Inspired by her late father, who always requested “a few kind words” instead of tangible gifts, she challenged herself to craft an unexpected, handwritten letter of appreciation to a different person every day for one year. The results were transformational in her own life and health and led to her book, The Power of a Few Kind Words: Create a More Meaningful Life, One Letter at a Time. “What I learned is that we are much more alike than we are different. We all just want to know we matter.”

Reaching out to others “can be as simple as sharing your time with no agenda, being curious, asking questions or offering to walk someone’s dog,” attests Jennifer Schmeisser, a health and wellness coach in Dublin, Ohio. “Kindness is much more than being polite. The world throws so much at you, and approaching it from an intentional place of kindness versus overwhelm is a game-changer.”

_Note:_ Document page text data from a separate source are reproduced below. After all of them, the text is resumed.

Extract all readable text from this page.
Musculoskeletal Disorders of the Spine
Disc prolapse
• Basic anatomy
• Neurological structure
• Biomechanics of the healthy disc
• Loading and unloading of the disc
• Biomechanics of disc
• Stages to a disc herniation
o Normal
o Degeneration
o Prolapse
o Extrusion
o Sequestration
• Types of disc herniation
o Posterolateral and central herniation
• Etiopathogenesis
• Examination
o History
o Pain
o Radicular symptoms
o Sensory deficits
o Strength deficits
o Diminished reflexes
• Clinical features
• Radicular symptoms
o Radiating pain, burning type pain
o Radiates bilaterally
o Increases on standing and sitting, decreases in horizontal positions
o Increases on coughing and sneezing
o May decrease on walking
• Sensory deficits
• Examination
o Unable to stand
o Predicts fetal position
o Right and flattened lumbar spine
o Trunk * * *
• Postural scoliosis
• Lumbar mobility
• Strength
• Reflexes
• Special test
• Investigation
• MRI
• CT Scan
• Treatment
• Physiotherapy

As a dedicated mother of an autistic son, Schmeisser has experienced unkind responses from strangers through the years, something she has taken as an opportunity to teach others sensitivity simply by being a positive example and not lashing out. “The intrinsic value of kindness is a larger picture of humanity outside oneself, regardless of gender, age, religion or ethnicity.”

For Gates, a more compassionate society begins at home. “If you want kindness, empathy and compassion to be core values in your child’s life, then it needs to be a core value in your life,” she says. “As a family, share each night around the dinner table how you were kind today and how and if someone was kind to you.”

Compassion for Ourselves

Talk of “self-care” is common these days, but to achieve well-being, we must put it into practice. “For me, self-kindness is letting go, not taking all the responsibilities on my shoulders and letting myself be human. Kindness is forgiving my flaws and allowing space for the hard emotions, too,” says Schmeisser.

For Gates, being kind to ourselves makes it easier to be kind to everyone else. It also involves unplugging from screens and reconnecting to others in real time. “Get out of your chair and put your phone down,” she affirms. “Ask a colleague how their vacation was or how life with a new puppy is going. Kindness and benevolence are readily available medicines to ease the burden of our technological age.”

Maya Whitman is a regular contributor to Natural Awakenings.